At the height of the mania, when buying technology stocks was a national preoccupation, people believed that in order for a company to be successful, it had to have ``.com'' in its name. With so many of them in trouble, ``.com'' now implies that a company's days may be numbered.
Part of the problem is that the venture capitalists who financed the New Economy revolution have pulled back and are not bankrolling start-up companies. Also, venture capitalists, or VCs, are no longer letting kids with ponytails run and often ruin the companies.

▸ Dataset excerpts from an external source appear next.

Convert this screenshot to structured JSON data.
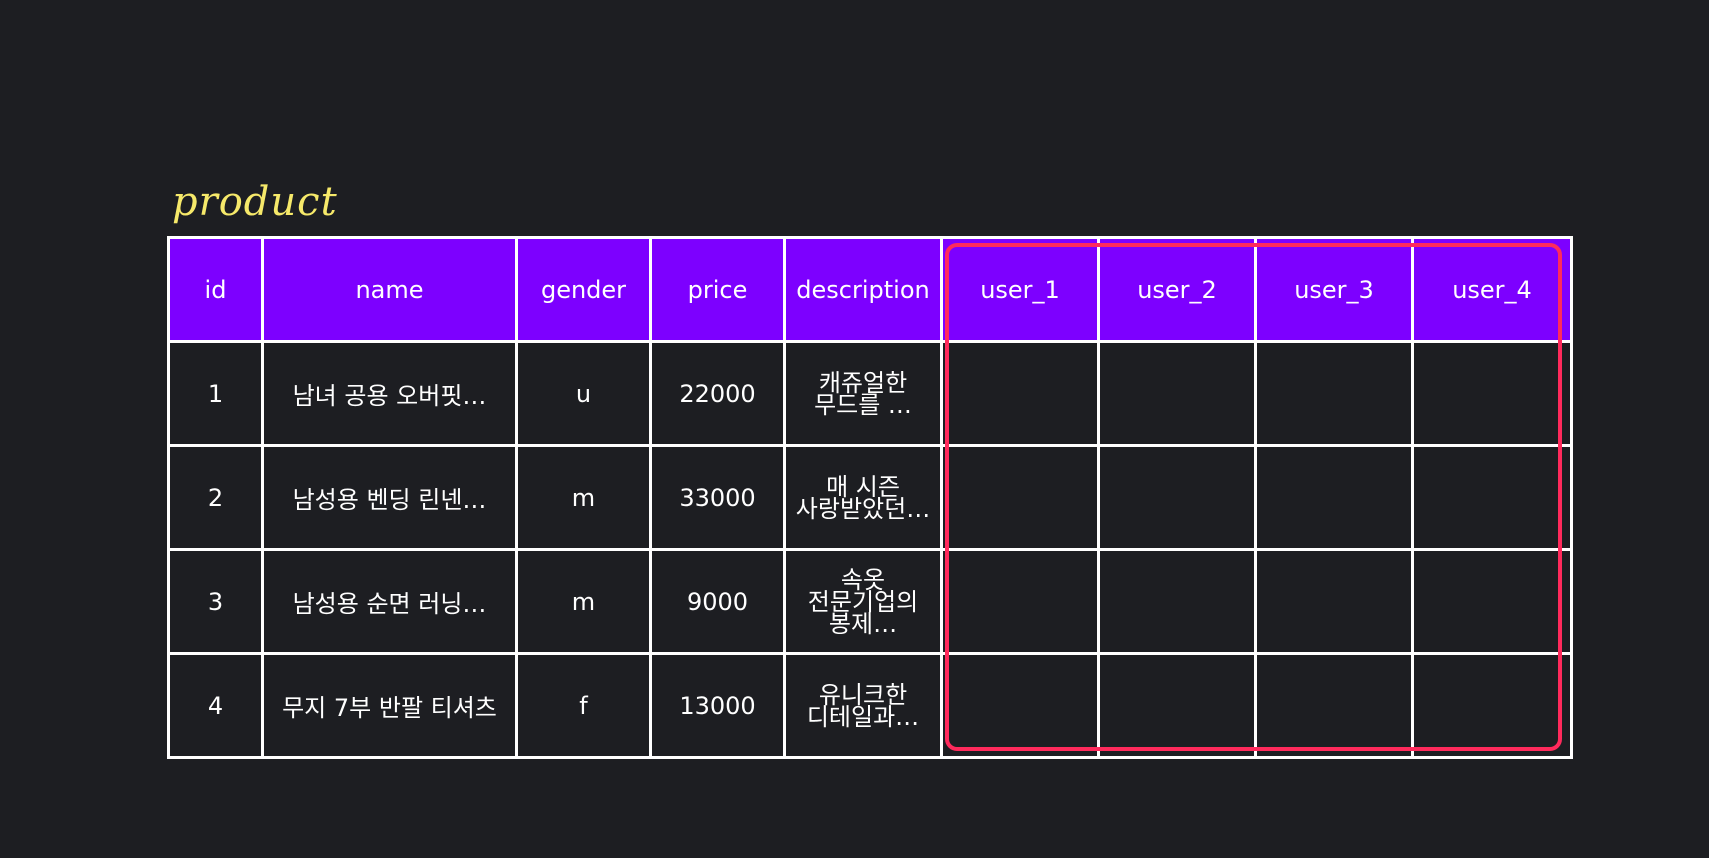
{
  "title": "product",
  "columns": [
    "id",
    "name",
    "gender",
    "price",
    "description",
    "user_1",
    "user_2",
    "user_3",
    "user_4"
  ],
  "rows": [
    {
      "id": "1",
      "name": "남녀 공용 오버핏…",
      "gender": "u",
      "price": "22000",
      "description": "캐쥬얼한 무드를 …",
      "user_1": "",
      "user_2": "",
      "user_3": "",
      "user_4": ""
    },
    {
      "id": "2",
      "name": "남성용 벤딩 린넨…",
      "gender": "m",
      "price": "33000",
      "description": "매 시즌 사랑받았던…",
      "user_1": "",
      "user_2": "",
      "user_3": "",
      "user_4": ""
    },
    {
      "id": "3",
      "name": "남성용 순면 러닝…",
      "gender": "m",
      "price": "9000",
      "description": "속옷 전문기업의 봉제…",
      "user_1": "",
      "user_2": "",
      "user_3": "",
      "user_4": ""
    },
    {
      "id": "4",
      "name": "무지 7부 반팔 티셔츠",
      "gender": "f",
      "price": "13000",
      "description": "유니크한 디테일과…",
      "user_1": "",
      "user_2": "",
      "user_3": "",
      "user_4": ""
    }
  ],
  "colors": {
    "background": "#1d1e22",
    "header": "#7d00ff",
    "title": "#f6e96a",
    "highlight": "#ff2a5c",
    "grid": "#ffffff"
  }
}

At the height of the dot-com craze, the VCs would risk billions of dollars to finance business models and then cash in when the company's stock went public at extraordinarily high prices.
VALUE IS BACK IN STYLE
The VCs are now doing more than kicking the tires and looking under the hood before buying into an idea. They're backing companies with experienced, gray-haired CEOs from the Old Economy.
As a result, chief executives in the struggling dot-coms have been the biggest group running for the exits. Challenger, Gray & Christmas Inc., an outplacement firm, says 25 dot-com CEOs hit the road in February out of a total of 119 announced departures.
Challenger says that dot-com companies with younger and less experienced CEOs feel vulnerable as the economy slows and the companies' boards of directors may have raised doubts about their CEOs' ability to ride through rough economic seas.
For the week, the Dow Jones industrial average slumped 318 points to 9,504. The Nasdaq composite index was up 37 at 1,928 and the Standard & Poor's 500 index was off 10 at 1,139.